Bahar aylarının gelişiyle birlikte çevresel alerjenlerdeki artış, pek çok kişide burun tıkanıklığı, sık hapşırma ve burun akıntısı gibi semptomlara yol açıyor. Liv Hospital Ankara’da görev yapan Kulak Burun Boğaz Hastalıkları Uzmanı Dr. Öğr. Üyesi Merve Tunca, bu belirtilerin hafife alınmaması gerektiğini belirterek, özellikle alerjik rinit tanısı olan bireylerde sinüslerde biriken akıntının enfeksiyona zemin hazırlayabileceğini vurguladı.
Alerjik rinit belirtileri zamanla derinleşebilir
Dr. Tunca, alerjik rinitin genetik yatkınlık ve çevresel etkenlerle ortaya çıkan bir tablo olduğunu belirtti. İlk başta burun akıntısı, hapşırık ve kaşıntı gibi hafif belirtilerle kendini gösteren bu rahatsızlığın zamanla burun tıkanıklığına neden olabildiğini ve hastaların çoğunun bu şikayetlerle polikliniklere başvurduğunu ifade etti. “Özellikle uzun süren burun tıkanıklığı vakalarında sinüslerde biriken salgılar, bakteriyel enfeksiyon riskini artırarak sinüzit gelişimine yol açabiliyor,” dedi.
Boğaz ağrısı ve ses değişiklikleri tabloya eşlik edebilir
Tıkanıklığın ağız solunumunu zorunlu kılması, havadaki kuruluğun etkisiyle boğazda kuruluk, kızarıklık ve ağrıyı beraberinde getirebiliyor. Dr. Tunca, bu durumun zamanla ses değişikliklerine ve geniz akıntısına bağlı öksürüğe de yol açabileceğini söyledi. “Muayenede genellikle bakteriyel enfeksiyon bulgularına rastlamıyoruz ama burun içinde ödem ve saydam akıntılar sık görülüyor. Bu da alerjik kökenli bir duruma işaret ediyor,” diye ekledi.
Tat ve koku kaybı varsa sinüzit ihtimali artar
Akut sinüzit gelişen hastalarda en sık görülen belirtiler arasında burun tıkanıklığı, koku ve tat alma duyularında bozulma, yüzde ağrı veya basınç hissi ve koyu kıvamlı akıntılar yer alıyor. Dr. Tunca, bu tür vakalarda medikal tedaviye rağmen belirtiler düzelmezse kronik sinüzitin gündeme gelebileceğini, bazı hastalarda ise anatomik yapılar nedeniyle cerrahi müdahale gerekebileceğini ifade etti.
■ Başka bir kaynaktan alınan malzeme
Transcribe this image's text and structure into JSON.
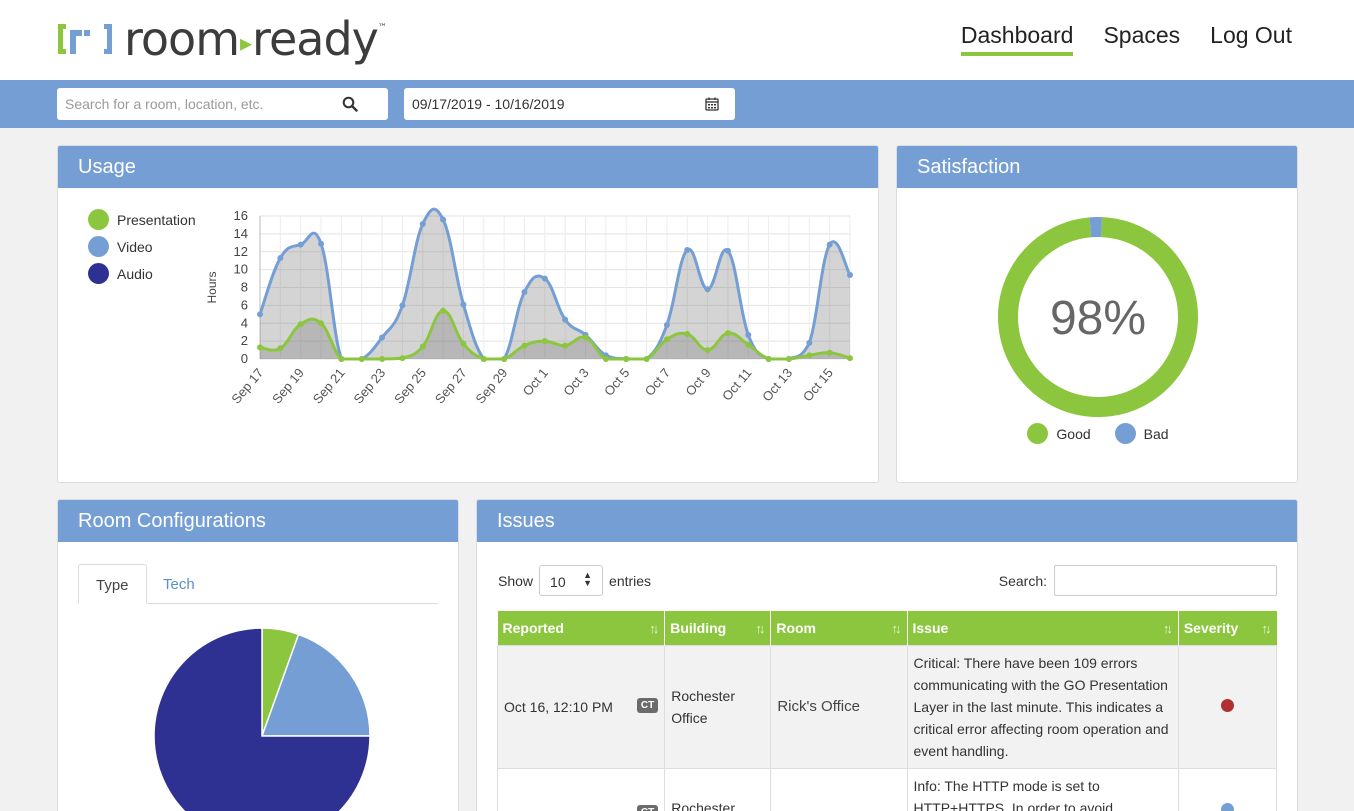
{
  "brand": {
    "name_left": "room",
    "name_right": "ready",
    "trademark": "™"
  },
  "nav": {
    "items": [
      {
        "label": "Dashboard",
        "active": true
      },
      {
        "label": "Spaces",
        "active": false
      },
      {
        "label": "Log Out",
        "active": false
      }
    ]
  },
  "filters": {
    "search_placeholder": "Search for a room, location, etc.",
    "date_range": "09/17/2019 - 10/16/2019"
  },
  "usage": {
    "title": "Usage",
    "legend": [
      {
        "name": "Presentation",
        "color": "#8cc63f"
      },
      {
        "name": "Video",
        "color": "#749ed4"
      },
      {
        "name": "Audio",
        "color": "#2e3192"
      }
    ],
    "chart_data": {
      "type": "area",
      "title": "",
      "ylabel": "Hours",
      "ylim": [
        0,
        16
      ],
      "yticks": [
        0,
        2,
        4,
        6,
        8,
        10,
        12,
        14,
        16
      ],
      "x": [
        "Sep 17",
        "Sep 18",
        "Sep 19",
        "Sep 20",
        "Sep 21",
        "Sep 22",
        "Sep 23",
        "Sep 24",
        "Sep 25",
        "Sep 26",
        "Sep 27",
        "Sep 28",
        "Sep 29",
        "Sep 30",
        "Oct 1",
        "Oct 2",
        "Oct 3",
        "Oct 4",
        "Oct 5",
        "Oct 6",
        "Oct 7",
        "Oct 8",
        "Oct 9",
        "Oct 10",
        "Oct 11",
        "Oct 12",
        "Oct 13",
        "Oct 14",
        "Oct 15",
        "Oct 16"
      ],
      "xtick_labels": [
        "Sep 17",
        "Sep 19",
        "Sep 21",
        "Sep 23",
        "Sep 25",
        "Sep 27",
        "Sep 29",
        "Oct 1",
        "Oct 3",
        "Oct 5",
        "Oct 7",
        "Oct 9",
        "Oct 11",
        "Oct 13",
        "Oct 15"
      ],
      "series": [
        {
          "name": "Video",
          "color": "#749ed4",
          "values": [
            5,
            11.3,
            12.8,
            12.9,
            0,
            0,
            2.4,
            6,
            15.1,
            15.6,
            6.1,
            0,
            0,
            7.5,
            9,
            4.4,
            2.7,
            0.4,
            0,
            0,
            3.8,
            12.2,
            7.8,
            12.1,
            2.7,
            0,
            0,
            1.8,
            12.8,
            9.4
          ]
        },
        {
          "name": "Presentation",
          "color": "#8cc63f",
          "values": [
            1.3,
            1.2,
            3.9,
            4,
            0,
            0,
            0,
            0.1,
            1.4,
            5.4,
            1.7,
            0,
            0,
            1.5,
            2,
            1.5,
            2.4,
            0,
            0,
            0,
            2.2,
            2.8,
            1,
            2.9,
            1.6,
            0,
            0,
            0.4,
            0.7,
            0.1
          ]
        }
      ],
      "grid": true,
      "legend_position": "left"
    }
  },
  "satisfaction": {
    "title": "Satisfaction",
    "center_label": "98%",
    "chart_data": {
      "type": "pie",
      "categories": [
        "Good",
        "Bad"
      ],
      "values": [
        98,
        2
      ],
      "colors": [
        "#8cc63f",
        "#749ed4"
      ],
      "legend_position": "bottom"
    },
    "legend": [
      {
        "name": "Good",
        "color": "#8cc63f"
      },
      {
        "name": "Bad",
        "color": "#749ed4"
      }
    ]
  },
  "room_configurations": {
    "title": "Room Configurations",
    "tabs": [
      {
        "label": "Type",
        "active": true
      },
      {
        "label": "Tech",
        "active": false
      }
    ],
    "chart_data": {
      "type": "pie",
      "values": [
        5.5,
        19.5,
        75
      ],
      "colors": [
        "#8cc63f",
        "#749ed4",
        "#2e3192"
      ]
    }
  },
  "issues": {
    "title": "Issues",
    "show_label": "Show",
    "entries_value": "10",
    "entries_label": "entries",
    "search_label": "Search:",
    "search_value": "",
    "columns": [
      "Reported",
      "Building",
      "Room",
      "Issue",
      "Severity"
    ],
    "rows": [
      {
        "reported": "Oct 16, 12:10 PM",
        "tz": "CT",
        "building": "Rochester Office",
        "room": "Rick's Office",
        "issue": "Critical: There have been 109 errors communicating with the GO Presentation Layer in the last minute. This indicates a critical error affecting room operation and event handling.",
        "severity_color": "#b03030"
      },
      {
        "reported": "",
        "tz": "CT",
        "building": "Rochester",
        "room": "",
        "issue": "Info: The HTTP mode is set to HTTP+HTTPS. In order to avoid",
        "severity_color": "#749ed4"
      }
    ]
  }
}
Uygun tedavi ile sinüzit riski azaltılabilir
Alerjik rinitin doğru şekilde yönetilmesi ve hastaların bilinçlendirilmesi sayesinde sinüzit gelişiminin önlenebileceğini vurgulayan Dr. Tunca, uzun süren yakınmalarda mutlaka bir Kulak Burun Boğaz ve Baş-Boyun Cerrahisi uzmanına başvurulması gerektiğini belirtti. Bu yaklaşımın hem semptomların baskılanması hem de yaşam kalitesinin korunması açısından önemli olduğunu söyledi.